According to Steve Woo, Rambus VP, Systems and Solutions, system architecture is likely to see new types and deployment of memory for higher speeds, along with different levels of non-volatile cache. Indeed, says Woo, the industry has begun implementing new designs and accelerator subsystems that curtail the need to move large amounts of data back and forth over limited pipelines.
“Data is doubling every 2-2.5 years, but DRAM bandwidth is only doubling every 5 years. It’s not keeping up,” he told conference attendees. “We’ll see the addition of more tiers of memory over the next few years.”
The emerging challenge, says Woo, is determining what data to place where using the most appropriate technology, as well as how to move memory closer to the CPU. Racks may become the basic unit instead of servers, so each can be optimized with more memory or additional processors as needed.
To be sure, the continued evolution of HPC (alongside conventional computing) will require system designers to rethink traditional architectures and software, while considering the use of new devices and materials. For example, says Woo, FPGAs are already helping the semiconductor industry shape the computing platforms of the future.

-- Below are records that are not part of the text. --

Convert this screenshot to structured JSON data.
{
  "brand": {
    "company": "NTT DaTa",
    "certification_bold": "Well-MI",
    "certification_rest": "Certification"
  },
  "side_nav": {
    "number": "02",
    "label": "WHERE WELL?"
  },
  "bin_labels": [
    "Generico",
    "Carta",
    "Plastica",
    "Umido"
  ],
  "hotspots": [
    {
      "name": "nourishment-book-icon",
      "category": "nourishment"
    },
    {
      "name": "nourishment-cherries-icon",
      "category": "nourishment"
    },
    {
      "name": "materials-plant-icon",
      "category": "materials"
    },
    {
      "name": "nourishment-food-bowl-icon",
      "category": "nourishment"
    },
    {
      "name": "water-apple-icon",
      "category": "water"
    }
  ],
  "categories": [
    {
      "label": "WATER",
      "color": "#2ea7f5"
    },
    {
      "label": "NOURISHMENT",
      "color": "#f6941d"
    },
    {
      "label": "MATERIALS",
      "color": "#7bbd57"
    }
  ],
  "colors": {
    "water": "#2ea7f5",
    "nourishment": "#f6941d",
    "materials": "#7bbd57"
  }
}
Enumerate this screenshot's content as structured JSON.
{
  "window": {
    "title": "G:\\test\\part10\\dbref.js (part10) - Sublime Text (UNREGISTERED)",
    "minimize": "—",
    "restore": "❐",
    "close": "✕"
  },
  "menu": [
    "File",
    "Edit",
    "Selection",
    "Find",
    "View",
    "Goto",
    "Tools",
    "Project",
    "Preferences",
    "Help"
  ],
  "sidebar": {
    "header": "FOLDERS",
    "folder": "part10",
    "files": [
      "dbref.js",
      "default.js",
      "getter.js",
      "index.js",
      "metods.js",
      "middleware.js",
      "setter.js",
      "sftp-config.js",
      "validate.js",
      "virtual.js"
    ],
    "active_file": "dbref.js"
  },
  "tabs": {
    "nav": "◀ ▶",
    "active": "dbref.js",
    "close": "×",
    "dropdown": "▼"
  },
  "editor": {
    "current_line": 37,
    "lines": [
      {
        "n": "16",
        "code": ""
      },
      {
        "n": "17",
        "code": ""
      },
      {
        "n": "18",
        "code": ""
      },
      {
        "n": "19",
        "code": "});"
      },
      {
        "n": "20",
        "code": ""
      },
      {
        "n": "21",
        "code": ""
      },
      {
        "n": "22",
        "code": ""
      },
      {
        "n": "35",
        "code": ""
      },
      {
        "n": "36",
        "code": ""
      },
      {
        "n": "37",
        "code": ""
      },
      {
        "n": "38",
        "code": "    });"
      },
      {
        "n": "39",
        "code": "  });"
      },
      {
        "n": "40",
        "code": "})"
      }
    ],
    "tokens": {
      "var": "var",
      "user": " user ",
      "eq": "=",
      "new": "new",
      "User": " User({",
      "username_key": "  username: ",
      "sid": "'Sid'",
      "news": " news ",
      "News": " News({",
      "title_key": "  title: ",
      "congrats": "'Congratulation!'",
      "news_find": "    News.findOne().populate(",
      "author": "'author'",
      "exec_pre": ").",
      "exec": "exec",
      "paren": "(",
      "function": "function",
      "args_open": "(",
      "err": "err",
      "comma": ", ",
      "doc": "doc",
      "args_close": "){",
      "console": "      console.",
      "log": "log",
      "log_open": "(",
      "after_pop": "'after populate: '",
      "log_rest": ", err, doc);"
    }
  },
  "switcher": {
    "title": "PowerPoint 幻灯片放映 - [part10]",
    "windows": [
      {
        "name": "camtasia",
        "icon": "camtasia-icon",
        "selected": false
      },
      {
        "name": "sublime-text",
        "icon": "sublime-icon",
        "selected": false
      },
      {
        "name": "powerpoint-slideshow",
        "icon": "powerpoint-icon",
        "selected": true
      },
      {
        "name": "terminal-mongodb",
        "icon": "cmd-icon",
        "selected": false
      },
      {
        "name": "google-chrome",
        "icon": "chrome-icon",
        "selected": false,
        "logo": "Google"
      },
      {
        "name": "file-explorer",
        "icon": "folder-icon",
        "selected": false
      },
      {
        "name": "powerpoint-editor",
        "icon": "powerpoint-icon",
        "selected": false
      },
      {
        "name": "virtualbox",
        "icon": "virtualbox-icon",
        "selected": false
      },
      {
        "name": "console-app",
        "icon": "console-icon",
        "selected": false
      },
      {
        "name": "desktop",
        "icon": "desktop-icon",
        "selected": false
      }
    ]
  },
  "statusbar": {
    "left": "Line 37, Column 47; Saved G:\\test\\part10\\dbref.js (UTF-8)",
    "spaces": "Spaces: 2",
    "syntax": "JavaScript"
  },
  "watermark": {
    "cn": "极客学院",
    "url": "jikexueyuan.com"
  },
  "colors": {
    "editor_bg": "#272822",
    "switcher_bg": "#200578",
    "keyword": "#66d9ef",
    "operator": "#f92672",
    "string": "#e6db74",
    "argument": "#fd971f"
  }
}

“As we prepare for the Post-Moore Era, system architectures will need to evolve to move forward,” he explained. “Traditional processors coupled with FPGAs, along with technologies to minimize data movement, offer new approaches to improving performance and power efficiency and offer a glimpse of things to come in next-gen systems.”
As Woo emphasizes, the industry is still in the early days of understanding how to use FPGAs in environments like data centers, so the adoption of FPGAs in this market will depend greatly on how much applications can benefit from them.
“As Microsoft has demonstrated with Catapult, there are already plenty of compelling reasons to adopt them for modern workloads,” he added.